UK Uni admission depends on reaching a certain amount of points. Tarriffs are awarded for GCSE's etc and other qualifications, incl Bacc- see link-http://www.ucas.com/how-it-all-works/explore-your-options/entry-requirements/tariff-tables

From the Tariff table you could also calculate how they rate BACC against GCSE's etc. I'd have thought Int schools would know this, but if not , you could present them with this.

Of course, having the required points does not guarantee entry to any Uni course, it merely indicates eligibility to be considered for a place. Strong Personal Statement and interview also plays a part, as does competetition for the available places.


----------



## Chopera

barneysmum said:


> All the schools we spoke to accepted subjects at ESO level. Most of them didn't seem that bothered about grades. Daughter now doing her A levels.
> 
> One thing I found out after speaking to Unis as well is that they give no preference to the Baccalaureate when it comes to uni stage.
> 
> It really wasn't worth the stress and worry. Your son will be fine.
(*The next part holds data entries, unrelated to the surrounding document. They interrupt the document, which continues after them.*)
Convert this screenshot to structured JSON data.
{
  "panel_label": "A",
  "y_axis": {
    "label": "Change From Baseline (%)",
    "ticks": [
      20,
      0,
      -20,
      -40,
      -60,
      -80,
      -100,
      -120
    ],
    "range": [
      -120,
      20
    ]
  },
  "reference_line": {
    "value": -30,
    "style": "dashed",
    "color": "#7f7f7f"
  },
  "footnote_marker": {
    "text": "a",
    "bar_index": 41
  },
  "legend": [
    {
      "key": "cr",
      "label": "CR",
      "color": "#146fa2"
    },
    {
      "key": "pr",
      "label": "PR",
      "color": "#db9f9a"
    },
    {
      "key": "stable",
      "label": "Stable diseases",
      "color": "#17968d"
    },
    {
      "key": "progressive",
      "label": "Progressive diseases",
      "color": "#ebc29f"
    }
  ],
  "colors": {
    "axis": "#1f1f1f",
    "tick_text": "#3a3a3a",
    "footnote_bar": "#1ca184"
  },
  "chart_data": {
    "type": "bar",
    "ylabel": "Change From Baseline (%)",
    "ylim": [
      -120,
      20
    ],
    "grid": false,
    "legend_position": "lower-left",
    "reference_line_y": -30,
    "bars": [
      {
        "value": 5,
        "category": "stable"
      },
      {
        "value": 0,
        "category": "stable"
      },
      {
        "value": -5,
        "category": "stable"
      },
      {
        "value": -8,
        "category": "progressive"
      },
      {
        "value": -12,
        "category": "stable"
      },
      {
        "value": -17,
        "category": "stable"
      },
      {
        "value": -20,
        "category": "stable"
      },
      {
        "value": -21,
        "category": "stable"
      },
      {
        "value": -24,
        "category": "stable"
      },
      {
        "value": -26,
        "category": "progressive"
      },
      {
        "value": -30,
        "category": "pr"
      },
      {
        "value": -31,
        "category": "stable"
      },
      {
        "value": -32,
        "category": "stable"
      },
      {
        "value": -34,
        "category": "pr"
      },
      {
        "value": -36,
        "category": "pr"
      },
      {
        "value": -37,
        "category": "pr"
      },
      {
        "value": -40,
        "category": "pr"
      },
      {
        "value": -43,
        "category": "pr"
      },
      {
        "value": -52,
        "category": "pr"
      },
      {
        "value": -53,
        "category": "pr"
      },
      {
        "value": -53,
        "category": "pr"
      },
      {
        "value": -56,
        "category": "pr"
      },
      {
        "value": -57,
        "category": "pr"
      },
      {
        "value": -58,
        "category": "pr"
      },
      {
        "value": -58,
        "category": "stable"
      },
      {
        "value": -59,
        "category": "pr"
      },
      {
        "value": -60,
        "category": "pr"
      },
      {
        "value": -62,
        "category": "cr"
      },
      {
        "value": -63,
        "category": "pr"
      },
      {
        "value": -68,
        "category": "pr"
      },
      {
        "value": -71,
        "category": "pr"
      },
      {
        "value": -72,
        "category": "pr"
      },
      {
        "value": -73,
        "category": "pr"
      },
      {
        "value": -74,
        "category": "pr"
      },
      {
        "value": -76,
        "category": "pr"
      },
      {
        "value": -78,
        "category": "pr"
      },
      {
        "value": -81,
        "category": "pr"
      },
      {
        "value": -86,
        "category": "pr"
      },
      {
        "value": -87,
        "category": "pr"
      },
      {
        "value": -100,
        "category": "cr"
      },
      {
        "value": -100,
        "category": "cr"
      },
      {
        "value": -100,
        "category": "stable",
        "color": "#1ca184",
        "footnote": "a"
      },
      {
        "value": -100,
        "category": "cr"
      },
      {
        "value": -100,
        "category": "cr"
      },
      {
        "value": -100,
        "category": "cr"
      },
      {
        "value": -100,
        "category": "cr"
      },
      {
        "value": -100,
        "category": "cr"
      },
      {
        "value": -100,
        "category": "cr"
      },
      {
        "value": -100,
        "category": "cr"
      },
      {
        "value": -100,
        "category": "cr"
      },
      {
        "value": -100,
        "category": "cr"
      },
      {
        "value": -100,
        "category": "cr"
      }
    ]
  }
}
Out of interest, how did your daughter find the transition from not only following the Spanish curriculum to following the UK curriculum, but also from being taught in Spanish to being taught in English?

Even though my kids are many years from making those kind of decisions, at some point I may want them to switch to either the UK system or the IB, and ideally I'd like it to be after ESO.


----------



## JCLIF

*From ESO to Sixth Form?*

I too have my son in 3 ESO in Spain and wanted to know how easy/hard/sensible it might be to try to get him into Sixth Form in the UK to have a break from the Spanish system. IB or A levels. What grades would he need (nota)? He is likely to get a lot of different results, excellent in some, and only OK in others. I am really interested in Hockerill or Dalham to do the IB. He likes the boarding school idea. I would be very grateful for any hints.


----------